Integration with ETSI MEC
ETSI MEC is a set of specifications, under definition in the Industry Study Group MEC of the European Telecommunications Standards Institute, aimed at defining a reference architecture and open APIs for the deployment and lifecycle management of vendor-neutral applications in edge networks of telecom operators.
We have implemented a partial integration of our Serverless on Edge framework with the ETSI MEC, specifically with the Mx2 interface. More information can be found in the dedicated GitHub repository, which is added as a sub-module to this one.
This project is listed as one of the MEC Solutions in the ETSI MEC ecosystem wiki page.

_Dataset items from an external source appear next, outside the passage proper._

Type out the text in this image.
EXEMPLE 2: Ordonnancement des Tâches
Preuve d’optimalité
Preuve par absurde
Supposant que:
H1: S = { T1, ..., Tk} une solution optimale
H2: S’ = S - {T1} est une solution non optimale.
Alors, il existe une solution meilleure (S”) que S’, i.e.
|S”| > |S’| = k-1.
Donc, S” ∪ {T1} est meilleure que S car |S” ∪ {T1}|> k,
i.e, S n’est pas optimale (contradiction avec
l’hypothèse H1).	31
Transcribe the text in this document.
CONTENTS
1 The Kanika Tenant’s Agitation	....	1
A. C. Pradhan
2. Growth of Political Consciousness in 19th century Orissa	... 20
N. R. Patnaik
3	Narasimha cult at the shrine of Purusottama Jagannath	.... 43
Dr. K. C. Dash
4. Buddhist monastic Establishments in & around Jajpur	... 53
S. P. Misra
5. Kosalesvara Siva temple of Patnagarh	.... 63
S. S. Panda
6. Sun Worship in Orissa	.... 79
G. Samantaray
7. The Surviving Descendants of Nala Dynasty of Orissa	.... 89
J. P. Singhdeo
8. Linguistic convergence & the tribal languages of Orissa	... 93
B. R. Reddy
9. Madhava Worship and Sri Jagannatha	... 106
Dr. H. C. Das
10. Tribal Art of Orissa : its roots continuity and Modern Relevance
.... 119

Integration with Apache OpenWhisk
Apache OpenWhisk is a distributed serverless platforms that realizes the FaaS model by executing functions in response to events of different types, called actions, triggers, and feeds.
We have integrated partially our Serverless on Edge framework by means of two components, called edgecomputerwsk and wskproxy, which allow actions issued by clients to be executed on OpenWhisk platforms.
If interested check out more details and instructions here.
Building
Examples
Step-by-step execution of examples:
- main system components: edgecomputer, edgerouter, and edgecontroller, with stateless single function invocations
- stateful function chains
- SSL/TLS gRPC support
Performance evaluation
The ServerlessOnEdge framework has been evaluated extensively in an emulated environment using mininet.
The scenarios used, together with the scripts for setting up the environment and post-processing the results, are available, see the experiments page.
Code quality
The source code is written in C++-17. The master branch is subject to a continuous integration process supervised by a Jenkins service running in the Ubiquitous Internet research group infrastructure, which verifies zero-warning compilation with GNU gcc 7.5.0 and LLVM clang 10.0.0, as well as the absence of warnings by cppcheck v2.3. The source code is formatted automatically with clang-format-10 using the .clang-format schema shipped in this repository. Unit tests with GoogleTest are provided for all the core components, though we do not aim at full coverage. Despite all our efforts, it is possible that the software contains bugs, has performance issues, and exposes security flaws: this code is intended for experimentation purposes only and it should never be used in a production system.
StateSim
The repository also includes a stand-alone simulator of the execution/network latency of chain of stateful invocations in an edge network, check the StateSim page for more details.